Dragon Oil, a Turkmenistan-focused independent majority owned by Dubai’s ENOC, hit record revenue and hiked average oil production from the Cheleken Contract Area in the Caspian Sea by 30% to 61,500 barrels per day (bpd) through 2011.
In a company statement, Dragon said it is currently producing over 71,000 bpd, above earlier projections. The company drilled 13 exploration wells in 2011, two more than planned, with each well encountering strong commercial flows.
Dragon Oil – whcih is listed on the London Stock Exchange – sold 6% more oil in 2011 than 2010, exporting 99% of its crude through Baku. The company has secured full-entitlement rights for its oil exports until the end of 2012.
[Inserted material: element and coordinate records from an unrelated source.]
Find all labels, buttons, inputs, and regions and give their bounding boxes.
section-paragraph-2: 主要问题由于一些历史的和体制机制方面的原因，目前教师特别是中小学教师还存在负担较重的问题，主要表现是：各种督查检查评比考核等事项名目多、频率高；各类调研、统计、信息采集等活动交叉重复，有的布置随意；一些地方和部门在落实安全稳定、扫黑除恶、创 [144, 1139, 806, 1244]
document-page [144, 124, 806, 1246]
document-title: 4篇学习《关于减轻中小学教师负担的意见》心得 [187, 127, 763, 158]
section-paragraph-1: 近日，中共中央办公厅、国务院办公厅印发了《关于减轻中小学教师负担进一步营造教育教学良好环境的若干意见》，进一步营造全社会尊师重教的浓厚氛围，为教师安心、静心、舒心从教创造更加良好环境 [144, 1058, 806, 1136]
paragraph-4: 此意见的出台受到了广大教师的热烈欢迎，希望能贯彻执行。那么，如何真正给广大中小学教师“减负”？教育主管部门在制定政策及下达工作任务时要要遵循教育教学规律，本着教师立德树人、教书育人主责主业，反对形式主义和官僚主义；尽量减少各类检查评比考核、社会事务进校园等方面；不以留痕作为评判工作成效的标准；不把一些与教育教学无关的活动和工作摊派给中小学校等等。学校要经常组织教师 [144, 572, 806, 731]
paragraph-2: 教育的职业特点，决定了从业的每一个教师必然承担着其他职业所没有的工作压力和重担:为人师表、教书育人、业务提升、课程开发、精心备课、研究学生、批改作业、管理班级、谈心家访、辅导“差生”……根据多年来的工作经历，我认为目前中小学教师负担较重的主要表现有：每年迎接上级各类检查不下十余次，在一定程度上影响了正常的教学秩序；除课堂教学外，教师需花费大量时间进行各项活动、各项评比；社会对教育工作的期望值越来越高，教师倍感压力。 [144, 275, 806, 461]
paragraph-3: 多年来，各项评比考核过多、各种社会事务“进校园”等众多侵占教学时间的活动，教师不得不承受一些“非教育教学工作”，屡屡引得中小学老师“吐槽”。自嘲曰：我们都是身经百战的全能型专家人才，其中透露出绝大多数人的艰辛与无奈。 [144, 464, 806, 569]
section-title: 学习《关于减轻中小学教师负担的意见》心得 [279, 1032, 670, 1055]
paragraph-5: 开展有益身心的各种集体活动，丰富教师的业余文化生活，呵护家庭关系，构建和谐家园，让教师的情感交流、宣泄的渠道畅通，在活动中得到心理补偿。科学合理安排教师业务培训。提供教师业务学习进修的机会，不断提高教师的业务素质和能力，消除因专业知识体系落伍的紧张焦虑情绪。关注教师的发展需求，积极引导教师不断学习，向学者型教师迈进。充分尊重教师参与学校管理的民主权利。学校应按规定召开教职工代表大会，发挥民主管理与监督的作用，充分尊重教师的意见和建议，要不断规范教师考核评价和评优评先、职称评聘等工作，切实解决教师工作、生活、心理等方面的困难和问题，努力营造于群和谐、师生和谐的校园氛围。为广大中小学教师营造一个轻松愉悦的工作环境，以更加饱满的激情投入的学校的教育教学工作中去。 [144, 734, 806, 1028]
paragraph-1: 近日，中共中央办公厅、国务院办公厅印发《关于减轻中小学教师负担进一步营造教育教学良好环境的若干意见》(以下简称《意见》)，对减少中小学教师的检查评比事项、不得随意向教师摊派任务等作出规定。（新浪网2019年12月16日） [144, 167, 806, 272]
Company-wide oil and condensate 2P reserves at 31 December were upgraded to 658 million barrels.
The company remains locked in long-running negotiations with the Turkmenistan government over marketing its associated gas from Cheleken.
The company spent $351 million on capital development in 2011, down from $460 million in 2010.
“2011 was an impressive year in terms of production and reserves growth,” said chief executive Dr Abdul Jaleel Al Khalifa. “We succeeded in increasing gross field production by almost a third from the 2010 level thanks to an intensive drilling programme and strong results from the Dzheitune (Lam) West area. Encouraging results from the Dzheitune (Lam) West area have been meeting and at times surpassing our expectations since we entered this previously undrilled area in 2007 and have led to a significant upgrade of our oil and condensate 2P reserves.”
“This year, we were able to achieve a 183 per cent organic replacement of produced reserves, a remarkable achievement.”
The company is sitting on a cash pile of over $1.5 billion, even after acquiring farm-in rights in Tunisia, and is one of the 46 companies eying up exploration fields in Iraq that are due to be auctioned in March.
“As a result of strong oil prices and production growth, we have generated over US$1 billion in revenues, the highest annual earnings ever,” Al Khalifa added. “This further strengthens our financial position as we continue our growth towards the production target of 100,000 barrels of oil per day and actively pursue acquisition opportunities following the Tunisian farm-in of last year.”